The chairman of Saudi Aramco, the world's biggest oil producer, added fuel to the oversupply story that has driven prices down 75 percent since their 2012 peak.
He said on Monday the firm was continuing to invest in oil and gas production capacity despite other cost-cutting plans.
A senior Iraq oil official said its now record high output could continue to rise, while Kuwait's OPEC governor said the organisation could not make cuts if non-OPEC countries were still cranking up their production.
"Psychological factors have driven the severe volatility in the market," said Kang Yoo-jin, a commodities analyst at NH Investment and Securities based in Seoul, who added the situation was likely to persist until concerns over oversupply eased.
CAUTION FRAGILE CHINA
Asia's turbulent session saw mainland Chinese shares slump more than 6 percent to a 14-month low in another sign that authorities in Beijing have their work cut out in their efforts to stabilise the fickle domestic markets.
There was more gloomy data, too, as China's annual rail freight volume, viewed as a good temperature gauge of the giant economy, fell 11.9 percent last year versus a drop of 3.9 percent in 2014.
The region's heavyweight indexes, Japan's Nikkei and Hong Kong's Hang Seng Index fell 2.4 and 2.5 percent respectively too as the first two-day run of gains of the year came to a shuddering halt.
"Wherever you look - China, oil and the U.S., there is no clear evidence of improvement in economic fundamentals," said Tatsushi Maeno, managing director at PineBridge Investments. "So in the near term, it is hard to expect risk asset prices to gain further."
The big currency market moves were inevitably in the emerging market heavily linked to oil. [EMRG/FRX]

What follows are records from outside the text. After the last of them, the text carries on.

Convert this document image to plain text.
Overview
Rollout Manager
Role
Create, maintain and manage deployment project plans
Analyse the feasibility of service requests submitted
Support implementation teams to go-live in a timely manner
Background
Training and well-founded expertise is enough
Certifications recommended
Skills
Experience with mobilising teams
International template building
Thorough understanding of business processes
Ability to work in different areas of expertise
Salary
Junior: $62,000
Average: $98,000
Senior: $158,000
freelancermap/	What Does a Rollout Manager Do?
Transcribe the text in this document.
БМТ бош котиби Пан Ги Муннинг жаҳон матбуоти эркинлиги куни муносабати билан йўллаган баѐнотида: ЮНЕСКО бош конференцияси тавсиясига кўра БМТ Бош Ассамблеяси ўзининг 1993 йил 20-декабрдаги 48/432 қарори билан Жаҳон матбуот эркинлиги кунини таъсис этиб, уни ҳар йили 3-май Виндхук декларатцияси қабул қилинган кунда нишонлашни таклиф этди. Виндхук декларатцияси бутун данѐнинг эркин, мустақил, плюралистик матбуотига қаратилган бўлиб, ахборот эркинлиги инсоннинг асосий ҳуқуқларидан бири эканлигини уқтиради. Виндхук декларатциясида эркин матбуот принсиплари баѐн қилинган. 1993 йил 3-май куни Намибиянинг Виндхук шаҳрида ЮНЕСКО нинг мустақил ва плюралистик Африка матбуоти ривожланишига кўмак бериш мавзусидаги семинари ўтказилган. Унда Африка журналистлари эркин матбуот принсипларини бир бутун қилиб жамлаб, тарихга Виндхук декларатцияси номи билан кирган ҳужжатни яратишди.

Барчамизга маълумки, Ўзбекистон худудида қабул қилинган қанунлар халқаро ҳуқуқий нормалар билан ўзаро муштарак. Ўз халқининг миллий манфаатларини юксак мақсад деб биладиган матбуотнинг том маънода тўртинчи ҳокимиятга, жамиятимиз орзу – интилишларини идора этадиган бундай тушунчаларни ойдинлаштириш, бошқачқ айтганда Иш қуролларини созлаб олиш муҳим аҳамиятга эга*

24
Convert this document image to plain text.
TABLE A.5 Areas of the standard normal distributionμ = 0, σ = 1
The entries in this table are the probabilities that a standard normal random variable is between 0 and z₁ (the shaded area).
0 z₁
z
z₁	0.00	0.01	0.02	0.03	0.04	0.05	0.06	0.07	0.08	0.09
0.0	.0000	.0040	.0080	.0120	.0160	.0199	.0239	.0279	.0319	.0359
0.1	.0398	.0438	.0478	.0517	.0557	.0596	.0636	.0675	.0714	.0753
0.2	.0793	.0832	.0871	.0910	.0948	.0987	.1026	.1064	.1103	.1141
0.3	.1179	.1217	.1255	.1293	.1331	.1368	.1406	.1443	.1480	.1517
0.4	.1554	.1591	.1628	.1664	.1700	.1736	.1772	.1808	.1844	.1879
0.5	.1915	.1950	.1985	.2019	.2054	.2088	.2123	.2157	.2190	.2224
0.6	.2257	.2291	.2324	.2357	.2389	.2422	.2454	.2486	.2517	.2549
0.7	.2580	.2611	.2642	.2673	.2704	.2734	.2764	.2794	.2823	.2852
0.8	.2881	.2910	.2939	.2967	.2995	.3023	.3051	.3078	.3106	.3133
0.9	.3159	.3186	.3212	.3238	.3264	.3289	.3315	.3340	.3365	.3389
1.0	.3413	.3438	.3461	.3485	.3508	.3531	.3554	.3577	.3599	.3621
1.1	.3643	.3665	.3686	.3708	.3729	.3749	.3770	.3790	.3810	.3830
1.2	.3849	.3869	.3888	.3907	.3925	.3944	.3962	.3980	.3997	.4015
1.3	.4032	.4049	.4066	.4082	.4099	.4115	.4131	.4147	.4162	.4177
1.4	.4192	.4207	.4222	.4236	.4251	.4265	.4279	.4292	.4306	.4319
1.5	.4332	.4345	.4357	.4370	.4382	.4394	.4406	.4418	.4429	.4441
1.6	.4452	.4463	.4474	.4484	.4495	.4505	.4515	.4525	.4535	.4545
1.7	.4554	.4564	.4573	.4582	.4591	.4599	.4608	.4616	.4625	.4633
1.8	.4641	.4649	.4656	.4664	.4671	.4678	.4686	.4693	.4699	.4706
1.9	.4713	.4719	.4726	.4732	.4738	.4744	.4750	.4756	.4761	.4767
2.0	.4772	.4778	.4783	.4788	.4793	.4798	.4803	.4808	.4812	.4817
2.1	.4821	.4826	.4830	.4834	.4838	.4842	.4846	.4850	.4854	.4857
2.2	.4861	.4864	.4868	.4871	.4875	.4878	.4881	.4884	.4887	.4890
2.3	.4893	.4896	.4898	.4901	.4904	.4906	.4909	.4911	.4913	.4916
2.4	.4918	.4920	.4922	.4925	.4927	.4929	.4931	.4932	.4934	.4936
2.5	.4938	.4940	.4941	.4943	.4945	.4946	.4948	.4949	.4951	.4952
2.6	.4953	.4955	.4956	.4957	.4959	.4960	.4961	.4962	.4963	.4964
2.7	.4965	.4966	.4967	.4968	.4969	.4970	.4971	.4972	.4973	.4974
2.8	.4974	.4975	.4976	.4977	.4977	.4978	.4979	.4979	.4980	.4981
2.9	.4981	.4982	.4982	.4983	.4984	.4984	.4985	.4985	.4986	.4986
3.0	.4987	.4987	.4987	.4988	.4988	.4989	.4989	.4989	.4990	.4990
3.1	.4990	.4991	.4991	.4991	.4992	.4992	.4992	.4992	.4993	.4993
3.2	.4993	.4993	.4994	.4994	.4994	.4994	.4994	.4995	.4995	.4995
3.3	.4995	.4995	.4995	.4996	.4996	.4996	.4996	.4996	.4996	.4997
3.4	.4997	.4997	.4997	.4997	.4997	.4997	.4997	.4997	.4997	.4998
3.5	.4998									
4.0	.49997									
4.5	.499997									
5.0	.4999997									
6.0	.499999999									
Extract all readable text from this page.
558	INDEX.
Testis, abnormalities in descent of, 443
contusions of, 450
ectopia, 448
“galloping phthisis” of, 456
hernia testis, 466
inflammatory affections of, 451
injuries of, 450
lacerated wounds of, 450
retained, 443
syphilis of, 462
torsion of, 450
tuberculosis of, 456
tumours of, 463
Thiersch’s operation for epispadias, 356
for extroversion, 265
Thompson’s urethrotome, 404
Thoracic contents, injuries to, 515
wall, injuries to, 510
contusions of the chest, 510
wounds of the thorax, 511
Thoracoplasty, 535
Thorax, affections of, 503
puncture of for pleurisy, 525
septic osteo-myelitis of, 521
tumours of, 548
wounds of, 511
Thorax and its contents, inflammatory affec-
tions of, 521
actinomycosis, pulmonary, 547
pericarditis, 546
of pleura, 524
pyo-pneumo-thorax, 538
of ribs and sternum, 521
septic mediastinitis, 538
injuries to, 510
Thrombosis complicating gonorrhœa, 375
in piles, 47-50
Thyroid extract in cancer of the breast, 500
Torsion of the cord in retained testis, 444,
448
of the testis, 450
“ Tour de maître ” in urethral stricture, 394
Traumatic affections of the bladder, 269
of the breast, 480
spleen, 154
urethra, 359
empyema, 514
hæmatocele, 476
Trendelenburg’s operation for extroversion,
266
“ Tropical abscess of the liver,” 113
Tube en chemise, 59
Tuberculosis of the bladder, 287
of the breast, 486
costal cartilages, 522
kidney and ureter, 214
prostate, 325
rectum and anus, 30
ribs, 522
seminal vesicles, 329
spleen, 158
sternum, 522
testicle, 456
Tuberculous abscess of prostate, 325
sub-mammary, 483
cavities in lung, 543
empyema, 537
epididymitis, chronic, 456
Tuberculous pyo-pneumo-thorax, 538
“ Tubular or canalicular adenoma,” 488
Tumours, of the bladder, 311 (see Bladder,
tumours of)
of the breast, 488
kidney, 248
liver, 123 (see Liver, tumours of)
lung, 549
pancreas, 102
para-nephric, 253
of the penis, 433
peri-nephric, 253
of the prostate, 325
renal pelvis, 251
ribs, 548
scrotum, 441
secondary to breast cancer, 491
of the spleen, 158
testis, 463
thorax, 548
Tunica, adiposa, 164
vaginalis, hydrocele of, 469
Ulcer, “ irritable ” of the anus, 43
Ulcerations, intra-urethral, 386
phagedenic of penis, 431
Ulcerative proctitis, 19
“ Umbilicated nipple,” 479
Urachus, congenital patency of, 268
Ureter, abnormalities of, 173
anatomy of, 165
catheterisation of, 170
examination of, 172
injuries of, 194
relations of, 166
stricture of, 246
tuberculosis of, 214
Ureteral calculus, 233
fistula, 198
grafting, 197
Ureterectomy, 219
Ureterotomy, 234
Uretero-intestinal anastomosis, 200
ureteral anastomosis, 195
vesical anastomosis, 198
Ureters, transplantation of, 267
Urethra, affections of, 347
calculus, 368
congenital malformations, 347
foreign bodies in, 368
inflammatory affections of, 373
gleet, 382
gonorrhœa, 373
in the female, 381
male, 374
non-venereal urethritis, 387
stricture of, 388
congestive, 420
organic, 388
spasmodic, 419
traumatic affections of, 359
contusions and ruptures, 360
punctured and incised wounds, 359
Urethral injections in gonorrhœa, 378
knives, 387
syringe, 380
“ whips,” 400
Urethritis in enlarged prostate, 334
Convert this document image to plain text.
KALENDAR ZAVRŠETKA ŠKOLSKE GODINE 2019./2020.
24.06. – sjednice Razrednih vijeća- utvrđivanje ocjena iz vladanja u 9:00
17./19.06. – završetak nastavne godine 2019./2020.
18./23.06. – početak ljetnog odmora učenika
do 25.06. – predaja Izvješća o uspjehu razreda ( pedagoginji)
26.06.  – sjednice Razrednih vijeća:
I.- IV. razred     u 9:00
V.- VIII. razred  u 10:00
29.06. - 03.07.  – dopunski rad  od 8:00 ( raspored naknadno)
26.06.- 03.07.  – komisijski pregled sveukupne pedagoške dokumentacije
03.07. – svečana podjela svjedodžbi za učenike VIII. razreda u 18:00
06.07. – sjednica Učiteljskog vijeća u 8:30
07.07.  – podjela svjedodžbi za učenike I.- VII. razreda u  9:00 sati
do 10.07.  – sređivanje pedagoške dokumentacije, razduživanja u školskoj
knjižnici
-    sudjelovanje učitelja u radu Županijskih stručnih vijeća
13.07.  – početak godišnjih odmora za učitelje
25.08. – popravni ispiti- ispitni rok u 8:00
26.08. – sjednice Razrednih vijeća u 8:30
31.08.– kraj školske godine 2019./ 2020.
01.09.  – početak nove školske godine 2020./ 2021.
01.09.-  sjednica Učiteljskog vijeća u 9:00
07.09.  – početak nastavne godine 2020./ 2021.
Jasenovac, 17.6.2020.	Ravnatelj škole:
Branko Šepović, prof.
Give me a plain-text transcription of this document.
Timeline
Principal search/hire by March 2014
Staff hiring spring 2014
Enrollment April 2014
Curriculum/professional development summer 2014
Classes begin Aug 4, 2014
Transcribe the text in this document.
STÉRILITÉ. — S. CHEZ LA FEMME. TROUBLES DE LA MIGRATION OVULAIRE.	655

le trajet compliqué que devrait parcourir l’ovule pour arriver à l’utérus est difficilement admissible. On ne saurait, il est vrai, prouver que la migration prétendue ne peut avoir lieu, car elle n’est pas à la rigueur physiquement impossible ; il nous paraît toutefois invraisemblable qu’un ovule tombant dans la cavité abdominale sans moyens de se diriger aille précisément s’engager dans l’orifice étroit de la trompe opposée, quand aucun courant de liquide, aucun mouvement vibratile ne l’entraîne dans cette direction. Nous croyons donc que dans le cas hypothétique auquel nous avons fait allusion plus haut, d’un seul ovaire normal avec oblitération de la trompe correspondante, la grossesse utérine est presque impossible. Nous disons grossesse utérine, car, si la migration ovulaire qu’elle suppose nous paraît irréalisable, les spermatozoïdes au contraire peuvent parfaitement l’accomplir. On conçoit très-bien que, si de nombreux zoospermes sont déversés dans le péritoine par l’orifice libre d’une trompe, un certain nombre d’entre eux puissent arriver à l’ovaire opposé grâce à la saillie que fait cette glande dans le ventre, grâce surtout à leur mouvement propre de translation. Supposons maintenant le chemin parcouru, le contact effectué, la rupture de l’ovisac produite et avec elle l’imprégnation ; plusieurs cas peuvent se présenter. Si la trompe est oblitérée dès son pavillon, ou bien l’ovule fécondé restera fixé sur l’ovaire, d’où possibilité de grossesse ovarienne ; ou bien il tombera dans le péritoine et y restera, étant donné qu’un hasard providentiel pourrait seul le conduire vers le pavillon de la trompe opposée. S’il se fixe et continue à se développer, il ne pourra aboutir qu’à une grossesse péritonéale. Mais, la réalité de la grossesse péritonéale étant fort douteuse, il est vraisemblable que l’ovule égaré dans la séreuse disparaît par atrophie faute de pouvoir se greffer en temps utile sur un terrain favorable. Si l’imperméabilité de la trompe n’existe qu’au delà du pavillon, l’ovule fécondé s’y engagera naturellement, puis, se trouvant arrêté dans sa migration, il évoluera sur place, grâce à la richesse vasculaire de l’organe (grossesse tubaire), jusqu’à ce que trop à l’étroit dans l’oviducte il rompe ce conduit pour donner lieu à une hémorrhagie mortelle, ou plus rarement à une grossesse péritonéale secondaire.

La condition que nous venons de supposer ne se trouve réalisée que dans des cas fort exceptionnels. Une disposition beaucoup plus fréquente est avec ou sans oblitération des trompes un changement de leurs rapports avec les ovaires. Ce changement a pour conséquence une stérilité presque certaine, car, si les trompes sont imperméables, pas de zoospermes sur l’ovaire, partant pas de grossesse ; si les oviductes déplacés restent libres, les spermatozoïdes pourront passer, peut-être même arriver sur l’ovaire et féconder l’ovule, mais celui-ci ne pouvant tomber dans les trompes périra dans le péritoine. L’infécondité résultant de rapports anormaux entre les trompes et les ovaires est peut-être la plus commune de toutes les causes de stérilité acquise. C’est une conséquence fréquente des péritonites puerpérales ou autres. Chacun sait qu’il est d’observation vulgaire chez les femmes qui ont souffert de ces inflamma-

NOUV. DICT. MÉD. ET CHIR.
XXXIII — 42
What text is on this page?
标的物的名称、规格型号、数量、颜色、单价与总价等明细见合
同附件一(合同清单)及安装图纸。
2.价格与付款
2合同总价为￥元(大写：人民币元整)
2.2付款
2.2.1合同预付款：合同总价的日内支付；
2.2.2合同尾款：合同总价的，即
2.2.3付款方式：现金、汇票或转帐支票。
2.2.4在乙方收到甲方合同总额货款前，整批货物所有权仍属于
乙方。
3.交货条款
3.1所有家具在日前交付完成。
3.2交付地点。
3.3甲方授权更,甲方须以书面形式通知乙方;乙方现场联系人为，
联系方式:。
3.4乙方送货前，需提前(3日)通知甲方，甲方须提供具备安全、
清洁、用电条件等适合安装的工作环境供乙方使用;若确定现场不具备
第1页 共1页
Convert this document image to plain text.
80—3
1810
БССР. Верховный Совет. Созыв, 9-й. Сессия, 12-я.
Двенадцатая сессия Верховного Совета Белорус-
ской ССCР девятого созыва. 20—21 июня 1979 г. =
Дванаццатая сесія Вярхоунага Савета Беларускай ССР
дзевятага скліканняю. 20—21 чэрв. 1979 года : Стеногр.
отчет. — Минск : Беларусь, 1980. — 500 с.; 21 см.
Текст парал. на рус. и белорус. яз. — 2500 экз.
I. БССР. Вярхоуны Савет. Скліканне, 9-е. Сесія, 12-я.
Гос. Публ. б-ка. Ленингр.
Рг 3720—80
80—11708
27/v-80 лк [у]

A 2.4 percent drop sent Russia's rouble back towards its recent record low, while the South African rand, the Turkish lira and most Asian units also drooped against the dollar.
Among the majors, the dollar was making way as it fell against the low-yielding yen and euro. There was some extra caution on the dollar ahead of the start of the first two-day meeting of the year of the Federal Reserve.
Investors will comb the U.S. central bank's message to determine what, if any, effect volatile global markets, plummeting oil prices and fears of a Chinese slowdown will have on its previously stated intentions to keep raising rates this year.
U.S. interest rate futures implied that traders put the chance of a Fed rate hike this week at just 13 percent. Over the year, markets are now pricing in only one hike, compared with the Fed's rate path, which factors in at least four rises.
"There is a fair bit of nervousness going into the Fed meeting. Interest rate markets have postponed rate hikes in 2016 and 2017 so investors expect something dovish from the Fed, given the volatility in stock markets," said Niels Christensen, FX strategist at Nordea.